Black group protests in Towson

May 30, 1991|By Deborah I. Greene | Deborah I. Greene,Baltimore County Bureau of The Sun

About a dozen members of a Baltimore County black citizens group gathered in Towson's Courthouse Square yesterday to protest that they are being treated as second-class citizens by the county government, police and schools.

Leaders of the Coalition of Concerned African American Organizations questioned the lack of minorities on the County Council and their sparse numbers at the management level of local government agencies.

They also contended that the county's police department was unresponsive to complaints from black citizens of police brutality and that the school system is unsympathetic to the needs of black children.

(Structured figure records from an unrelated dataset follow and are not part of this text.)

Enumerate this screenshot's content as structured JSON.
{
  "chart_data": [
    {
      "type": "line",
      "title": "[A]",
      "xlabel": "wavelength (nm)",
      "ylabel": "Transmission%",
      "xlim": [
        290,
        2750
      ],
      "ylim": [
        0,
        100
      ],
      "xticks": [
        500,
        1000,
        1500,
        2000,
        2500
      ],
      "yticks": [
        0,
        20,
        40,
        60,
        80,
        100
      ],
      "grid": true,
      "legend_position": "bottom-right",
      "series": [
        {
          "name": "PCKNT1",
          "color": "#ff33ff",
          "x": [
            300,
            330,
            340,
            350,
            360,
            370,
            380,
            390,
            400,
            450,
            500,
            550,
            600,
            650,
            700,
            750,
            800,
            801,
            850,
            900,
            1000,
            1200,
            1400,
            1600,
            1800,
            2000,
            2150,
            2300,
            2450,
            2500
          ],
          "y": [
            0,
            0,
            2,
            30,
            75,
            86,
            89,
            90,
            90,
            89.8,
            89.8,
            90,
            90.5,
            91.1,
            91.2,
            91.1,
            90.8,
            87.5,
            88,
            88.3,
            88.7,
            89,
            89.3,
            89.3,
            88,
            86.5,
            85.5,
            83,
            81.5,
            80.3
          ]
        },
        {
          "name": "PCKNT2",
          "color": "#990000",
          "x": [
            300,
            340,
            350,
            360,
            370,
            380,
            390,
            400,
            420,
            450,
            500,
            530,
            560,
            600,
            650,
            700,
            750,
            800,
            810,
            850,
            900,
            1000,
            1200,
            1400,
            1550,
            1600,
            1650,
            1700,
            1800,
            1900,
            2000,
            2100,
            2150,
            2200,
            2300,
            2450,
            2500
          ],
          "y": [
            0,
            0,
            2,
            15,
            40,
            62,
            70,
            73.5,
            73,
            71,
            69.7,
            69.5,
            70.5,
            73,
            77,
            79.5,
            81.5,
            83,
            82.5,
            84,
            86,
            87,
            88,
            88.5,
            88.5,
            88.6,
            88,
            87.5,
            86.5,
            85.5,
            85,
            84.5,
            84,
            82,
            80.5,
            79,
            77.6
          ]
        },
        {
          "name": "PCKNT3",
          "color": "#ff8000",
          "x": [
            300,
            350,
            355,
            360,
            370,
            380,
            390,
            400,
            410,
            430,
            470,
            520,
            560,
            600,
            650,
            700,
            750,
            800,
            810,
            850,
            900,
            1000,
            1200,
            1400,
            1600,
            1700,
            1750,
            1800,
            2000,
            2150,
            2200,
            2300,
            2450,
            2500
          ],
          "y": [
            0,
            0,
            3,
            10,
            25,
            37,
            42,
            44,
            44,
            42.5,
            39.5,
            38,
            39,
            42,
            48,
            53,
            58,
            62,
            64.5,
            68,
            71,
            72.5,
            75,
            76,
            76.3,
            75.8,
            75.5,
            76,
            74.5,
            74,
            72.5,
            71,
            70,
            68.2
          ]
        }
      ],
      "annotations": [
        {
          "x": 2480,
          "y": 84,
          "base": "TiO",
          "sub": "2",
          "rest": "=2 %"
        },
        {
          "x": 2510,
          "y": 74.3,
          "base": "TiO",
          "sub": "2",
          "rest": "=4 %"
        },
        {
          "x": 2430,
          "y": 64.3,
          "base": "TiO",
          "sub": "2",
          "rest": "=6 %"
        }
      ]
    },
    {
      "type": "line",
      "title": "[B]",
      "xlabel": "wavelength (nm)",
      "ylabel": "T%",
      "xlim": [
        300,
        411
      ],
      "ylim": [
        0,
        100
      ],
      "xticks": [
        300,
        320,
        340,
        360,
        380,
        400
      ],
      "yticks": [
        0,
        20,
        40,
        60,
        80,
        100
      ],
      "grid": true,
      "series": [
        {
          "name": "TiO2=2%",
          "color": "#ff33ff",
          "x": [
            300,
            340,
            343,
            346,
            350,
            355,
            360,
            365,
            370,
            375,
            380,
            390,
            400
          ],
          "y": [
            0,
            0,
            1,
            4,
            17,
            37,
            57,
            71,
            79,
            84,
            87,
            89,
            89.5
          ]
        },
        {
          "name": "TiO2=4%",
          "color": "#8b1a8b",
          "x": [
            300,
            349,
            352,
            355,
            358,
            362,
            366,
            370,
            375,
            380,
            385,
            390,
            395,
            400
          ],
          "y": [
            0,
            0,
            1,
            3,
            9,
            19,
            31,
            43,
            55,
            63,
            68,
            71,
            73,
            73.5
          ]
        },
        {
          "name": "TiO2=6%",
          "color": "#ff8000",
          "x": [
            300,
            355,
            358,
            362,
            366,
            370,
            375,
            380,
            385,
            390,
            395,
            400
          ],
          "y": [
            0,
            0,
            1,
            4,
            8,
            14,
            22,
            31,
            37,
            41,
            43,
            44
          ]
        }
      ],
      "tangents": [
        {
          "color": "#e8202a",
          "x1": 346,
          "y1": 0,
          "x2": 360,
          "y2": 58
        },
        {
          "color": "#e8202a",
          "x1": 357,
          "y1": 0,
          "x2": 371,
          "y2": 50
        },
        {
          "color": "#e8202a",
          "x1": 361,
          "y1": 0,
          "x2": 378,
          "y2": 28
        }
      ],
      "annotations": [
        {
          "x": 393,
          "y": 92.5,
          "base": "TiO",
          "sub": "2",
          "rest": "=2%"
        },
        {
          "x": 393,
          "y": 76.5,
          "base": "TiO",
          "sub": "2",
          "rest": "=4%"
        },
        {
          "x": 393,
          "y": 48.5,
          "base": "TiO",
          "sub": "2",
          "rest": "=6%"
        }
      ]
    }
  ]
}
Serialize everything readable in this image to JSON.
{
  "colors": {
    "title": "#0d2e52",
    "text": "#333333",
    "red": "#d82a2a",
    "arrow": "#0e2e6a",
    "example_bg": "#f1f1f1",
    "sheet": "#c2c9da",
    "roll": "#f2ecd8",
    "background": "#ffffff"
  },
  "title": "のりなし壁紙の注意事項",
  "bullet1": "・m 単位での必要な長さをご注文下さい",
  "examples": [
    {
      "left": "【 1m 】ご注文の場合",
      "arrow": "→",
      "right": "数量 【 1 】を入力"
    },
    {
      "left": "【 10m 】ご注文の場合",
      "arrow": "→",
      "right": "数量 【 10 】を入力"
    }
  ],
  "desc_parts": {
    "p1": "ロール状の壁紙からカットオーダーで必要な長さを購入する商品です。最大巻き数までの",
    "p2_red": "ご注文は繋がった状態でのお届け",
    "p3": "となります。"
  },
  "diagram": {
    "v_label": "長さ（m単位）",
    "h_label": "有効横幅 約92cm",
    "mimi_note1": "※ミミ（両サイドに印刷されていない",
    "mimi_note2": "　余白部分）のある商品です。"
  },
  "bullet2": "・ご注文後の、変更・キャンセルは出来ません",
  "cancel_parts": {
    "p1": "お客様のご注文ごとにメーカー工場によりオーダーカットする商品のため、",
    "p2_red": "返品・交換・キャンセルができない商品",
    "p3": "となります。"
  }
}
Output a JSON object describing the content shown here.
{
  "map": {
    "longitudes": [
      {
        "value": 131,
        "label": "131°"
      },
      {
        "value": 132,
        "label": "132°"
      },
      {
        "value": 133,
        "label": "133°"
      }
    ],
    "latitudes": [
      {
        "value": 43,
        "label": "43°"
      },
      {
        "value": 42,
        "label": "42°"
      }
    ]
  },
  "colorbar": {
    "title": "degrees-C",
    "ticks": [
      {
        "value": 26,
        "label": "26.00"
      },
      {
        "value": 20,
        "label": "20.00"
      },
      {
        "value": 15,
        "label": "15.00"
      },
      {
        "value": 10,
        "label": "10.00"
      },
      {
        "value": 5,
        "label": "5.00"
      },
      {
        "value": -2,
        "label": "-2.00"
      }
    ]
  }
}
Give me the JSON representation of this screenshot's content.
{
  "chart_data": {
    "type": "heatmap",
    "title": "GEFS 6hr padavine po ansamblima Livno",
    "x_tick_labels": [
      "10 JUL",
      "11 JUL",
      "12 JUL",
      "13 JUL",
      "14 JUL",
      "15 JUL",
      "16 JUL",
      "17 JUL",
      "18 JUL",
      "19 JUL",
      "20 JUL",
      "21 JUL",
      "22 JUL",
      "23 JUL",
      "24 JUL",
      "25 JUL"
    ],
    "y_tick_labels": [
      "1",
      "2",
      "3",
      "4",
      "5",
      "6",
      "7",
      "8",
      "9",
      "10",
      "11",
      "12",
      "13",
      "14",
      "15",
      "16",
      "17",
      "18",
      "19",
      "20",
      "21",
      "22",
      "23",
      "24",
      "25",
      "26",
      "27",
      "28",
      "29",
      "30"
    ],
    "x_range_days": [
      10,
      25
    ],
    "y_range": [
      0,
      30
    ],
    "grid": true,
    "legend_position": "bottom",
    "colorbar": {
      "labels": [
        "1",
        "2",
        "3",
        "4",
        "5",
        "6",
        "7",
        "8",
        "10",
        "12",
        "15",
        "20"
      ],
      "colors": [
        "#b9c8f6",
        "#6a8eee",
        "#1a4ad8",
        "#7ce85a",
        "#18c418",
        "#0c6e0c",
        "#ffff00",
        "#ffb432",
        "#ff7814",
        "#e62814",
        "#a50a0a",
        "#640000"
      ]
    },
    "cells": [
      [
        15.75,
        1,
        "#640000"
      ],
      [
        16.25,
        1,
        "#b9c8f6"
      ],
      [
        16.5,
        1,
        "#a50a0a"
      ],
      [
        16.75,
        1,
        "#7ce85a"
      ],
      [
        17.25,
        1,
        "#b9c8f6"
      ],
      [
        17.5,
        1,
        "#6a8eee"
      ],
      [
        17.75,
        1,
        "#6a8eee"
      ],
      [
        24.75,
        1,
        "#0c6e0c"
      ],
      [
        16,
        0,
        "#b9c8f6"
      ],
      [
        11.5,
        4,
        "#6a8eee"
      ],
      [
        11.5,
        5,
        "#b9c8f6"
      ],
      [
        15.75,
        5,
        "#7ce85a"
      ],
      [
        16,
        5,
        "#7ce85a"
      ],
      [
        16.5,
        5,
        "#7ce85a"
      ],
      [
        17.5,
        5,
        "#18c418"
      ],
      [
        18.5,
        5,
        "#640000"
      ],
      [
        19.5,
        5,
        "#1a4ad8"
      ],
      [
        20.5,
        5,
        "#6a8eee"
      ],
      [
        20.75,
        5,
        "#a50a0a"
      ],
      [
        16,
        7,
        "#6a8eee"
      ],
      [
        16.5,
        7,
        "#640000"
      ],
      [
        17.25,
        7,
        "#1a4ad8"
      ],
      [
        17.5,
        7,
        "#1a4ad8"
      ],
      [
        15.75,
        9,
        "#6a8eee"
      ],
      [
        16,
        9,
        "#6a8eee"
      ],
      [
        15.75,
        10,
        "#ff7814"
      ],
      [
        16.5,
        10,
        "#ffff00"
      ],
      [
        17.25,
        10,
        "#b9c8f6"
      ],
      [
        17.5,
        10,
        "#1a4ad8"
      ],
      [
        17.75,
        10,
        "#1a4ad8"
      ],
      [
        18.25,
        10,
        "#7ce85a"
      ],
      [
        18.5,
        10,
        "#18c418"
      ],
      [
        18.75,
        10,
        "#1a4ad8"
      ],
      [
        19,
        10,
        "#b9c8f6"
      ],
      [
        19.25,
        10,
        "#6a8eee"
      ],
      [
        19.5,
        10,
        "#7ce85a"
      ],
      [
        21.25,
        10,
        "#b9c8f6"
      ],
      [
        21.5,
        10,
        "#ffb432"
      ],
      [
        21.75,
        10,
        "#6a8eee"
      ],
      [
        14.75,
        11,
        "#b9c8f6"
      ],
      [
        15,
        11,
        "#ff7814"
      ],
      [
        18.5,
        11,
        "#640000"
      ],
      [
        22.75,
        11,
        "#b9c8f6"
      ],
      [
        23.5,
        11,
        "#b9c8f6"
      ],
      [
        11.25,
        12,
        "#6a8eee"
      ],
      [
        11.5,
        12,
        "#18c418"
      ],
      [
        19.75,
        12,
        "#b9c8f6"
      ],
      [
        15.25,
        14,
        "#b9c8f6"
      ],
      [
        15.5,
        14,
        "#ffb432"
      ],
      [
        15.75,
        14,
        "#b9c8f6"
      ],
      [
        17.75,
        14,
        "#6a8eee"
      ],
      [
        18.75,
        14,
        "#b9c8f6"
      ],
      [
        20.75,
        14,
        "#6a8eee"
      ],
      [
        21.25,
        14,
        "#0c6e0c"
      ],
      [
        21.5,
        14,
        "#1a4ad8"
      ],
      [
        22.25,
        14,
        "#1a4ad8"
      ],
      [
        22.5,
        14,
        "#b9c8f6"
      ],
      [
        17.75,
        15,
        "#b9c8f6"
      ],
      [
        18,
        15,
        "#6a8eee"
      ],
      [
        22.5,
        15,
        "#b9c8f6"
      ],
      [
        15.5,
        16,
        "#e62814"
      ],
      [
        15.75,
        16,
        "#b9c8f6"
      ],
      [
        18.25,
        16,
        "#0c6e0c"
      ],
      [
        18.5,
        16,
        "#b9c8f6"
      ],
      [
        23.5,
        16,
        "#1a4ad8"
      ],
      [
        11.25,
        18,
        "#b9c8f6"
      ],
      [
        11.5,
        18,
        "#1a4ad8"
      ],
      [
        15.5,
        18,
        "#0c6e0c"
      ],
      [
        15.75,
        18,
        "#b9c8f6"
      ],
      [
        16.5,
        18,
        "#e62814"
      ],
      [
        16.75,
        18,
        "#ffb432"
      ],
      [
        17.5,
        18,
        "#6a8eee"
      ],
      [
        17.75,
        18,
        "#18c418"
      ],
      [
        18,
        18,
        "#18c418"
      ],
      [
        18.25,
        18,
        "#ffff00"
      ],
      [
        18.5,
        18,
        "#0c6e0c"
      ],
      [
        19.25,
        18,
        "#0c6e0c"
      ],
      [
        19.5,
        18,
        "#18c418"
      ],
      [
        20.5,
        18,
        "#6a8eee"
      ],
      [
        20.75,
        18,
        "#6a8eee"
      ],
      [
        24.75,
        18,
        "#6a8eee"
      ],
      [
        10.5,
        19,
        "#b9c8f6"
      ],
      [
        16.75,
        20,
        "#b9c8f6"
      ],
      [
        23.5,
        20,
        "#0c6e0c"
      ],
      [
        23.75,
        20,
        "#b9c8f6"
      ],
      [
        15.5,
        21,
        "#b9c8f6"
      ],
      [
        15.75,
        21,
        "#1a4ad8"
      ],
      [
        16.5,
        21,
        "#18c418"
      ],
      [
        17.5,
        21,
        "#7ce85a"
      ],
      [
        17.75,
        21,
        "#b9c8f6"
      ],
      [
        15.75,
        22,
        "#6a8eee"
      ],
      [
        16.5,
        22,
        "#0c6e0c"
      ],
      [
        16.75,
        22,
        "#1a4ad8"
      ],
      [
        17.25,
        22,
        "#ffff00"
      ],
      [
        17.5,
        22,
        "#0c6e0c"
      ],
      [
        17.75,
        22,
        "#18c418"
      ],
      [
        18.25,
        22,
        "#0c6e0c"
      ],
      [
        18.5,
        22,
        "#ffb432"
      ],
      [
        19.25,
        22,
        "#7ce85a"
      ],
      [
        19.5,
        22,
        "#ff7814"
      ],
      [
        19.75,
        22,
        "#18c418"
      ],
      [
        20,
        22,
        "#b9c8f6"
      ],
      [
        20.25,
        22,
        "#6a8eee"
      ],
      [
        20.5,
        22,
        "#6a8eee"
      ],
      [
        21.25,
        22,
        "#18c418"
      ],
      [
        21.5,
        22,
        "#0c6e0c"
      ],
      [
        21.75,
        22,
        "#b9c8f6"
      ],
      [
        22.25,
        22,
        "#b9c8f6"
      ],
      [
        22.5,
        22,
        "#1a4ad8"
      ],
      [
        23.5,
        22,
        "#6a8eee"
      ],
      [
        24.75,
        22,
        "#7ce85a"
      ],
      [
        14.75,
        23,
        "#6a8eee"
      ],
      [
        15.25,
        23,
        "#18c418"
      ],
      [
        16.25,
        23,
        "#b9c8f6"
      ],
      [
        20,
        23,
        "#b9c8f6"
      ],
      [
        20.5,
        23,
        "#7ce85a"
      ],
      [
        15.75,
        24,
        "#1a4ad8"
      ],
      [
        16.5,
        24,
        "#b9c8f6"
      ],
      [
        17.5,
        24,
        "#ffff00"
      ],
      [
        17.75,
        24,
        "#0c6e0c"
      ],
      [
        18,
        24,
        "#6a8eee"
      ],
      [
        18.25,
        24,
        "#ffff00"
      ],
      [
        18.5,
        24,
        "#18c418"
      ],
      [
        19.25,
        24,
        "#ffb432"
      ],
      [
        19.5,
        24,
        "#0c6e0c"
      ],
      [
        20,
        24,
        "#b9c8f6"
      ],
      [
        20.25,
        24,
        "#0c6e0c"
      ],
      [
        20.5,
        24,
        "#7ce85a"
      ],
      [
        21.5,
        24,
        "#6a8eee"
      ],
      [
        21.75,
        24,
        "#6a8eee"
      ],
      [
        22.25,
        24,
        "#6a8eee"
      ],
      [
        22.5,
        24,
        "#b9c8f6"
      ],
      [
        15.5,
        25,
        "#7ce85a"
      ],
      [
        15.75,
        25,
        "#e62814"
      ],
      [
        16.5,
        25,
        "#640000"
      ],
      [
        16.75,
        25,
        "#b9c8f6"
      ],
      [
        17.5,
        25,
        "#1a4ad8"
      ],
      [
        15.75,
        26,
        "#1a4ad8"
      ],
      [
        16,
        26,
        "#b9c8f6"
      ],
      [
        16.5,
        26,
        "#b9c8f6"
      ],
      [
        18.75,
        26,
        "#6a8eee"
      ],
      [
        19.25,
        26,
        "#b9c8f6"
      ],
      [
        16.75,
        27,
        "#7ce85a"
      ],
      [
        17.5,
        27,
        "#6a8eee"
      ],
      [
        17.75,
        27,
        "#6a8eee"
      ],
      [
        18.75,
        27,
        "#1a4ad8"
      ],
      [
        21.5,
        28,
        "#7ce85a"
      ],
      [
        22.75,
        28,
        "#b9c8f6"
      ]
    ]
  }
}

"The county systematically discriminates against blacks," said the Rev. W. James Favorite, president of the African American coalition and pastor of Morning Star Baptist Church in Catonsville. "It's designed to keep us where we are . . . going nowhere soon."

Mr. Favorite said there is only one way to correct the racial inequities he sees in Baltimore County -- by putting more blacks in public office.

"As long as we don't vote, we're going to be second-class citizens in Baltimore County," he said, noting that the county's 85,000 blacks are about 12.3 percent of the population.

As an example of discrimination, Mr. Favorite cited what happened when County Executive Roger B. Hayden requested the names of blacks qualified to head the county's legal office and environmental protection division last fall.

Emmett C. Burns, an official of the National Association for the Advancement of Colored People, submitted the names of five candidates in hopes that Mr. Hayden would appoint a minority to his Cabinet.

"It was an exercise in futility," Mr. Burns said. "Roger Hayden rejected all the names based not on the quality, but the quantity of white folks he wants around him."

Adrienne Jones, the county's director of minority affairs, said that there was a need for improvement in the county's hiring of minorities, butthat the practice of "excluding" blacks and women existed long before the current administration.

"I've been in county government for 15 years, and I've seen the way it's operated," said Ms. Jones, one of the few blacks on Mr. Hayden's staff.

A black has not held a Cabinet post since Donald P. Hutchinson's last administration in the mid-1980s.

Ms. Jones said her department has made efforts to reform hiring practices, ensuring that county department heads are aware of qualified minority applicants and that minorities pursue higher positions.

"All candidates for a position may be qualified, but we're trying to encourage department heads to give minority applicants a chance and not exclude them from selection based on subjectivity," she said.

E. Jay Miller, a police spokesman, responded to the allegations against his department by noting that police are investigating four complaints of brutality. He added that commanders have been urged to review racial incidents in their precincts and meet routinely with local black leaders.

Steve Jones, director of minority affairs for schools, also rebutted the charges. He said the county has made great strides to improve education for minorities, increase academic achievement, expand the curriculum and hire more black educators.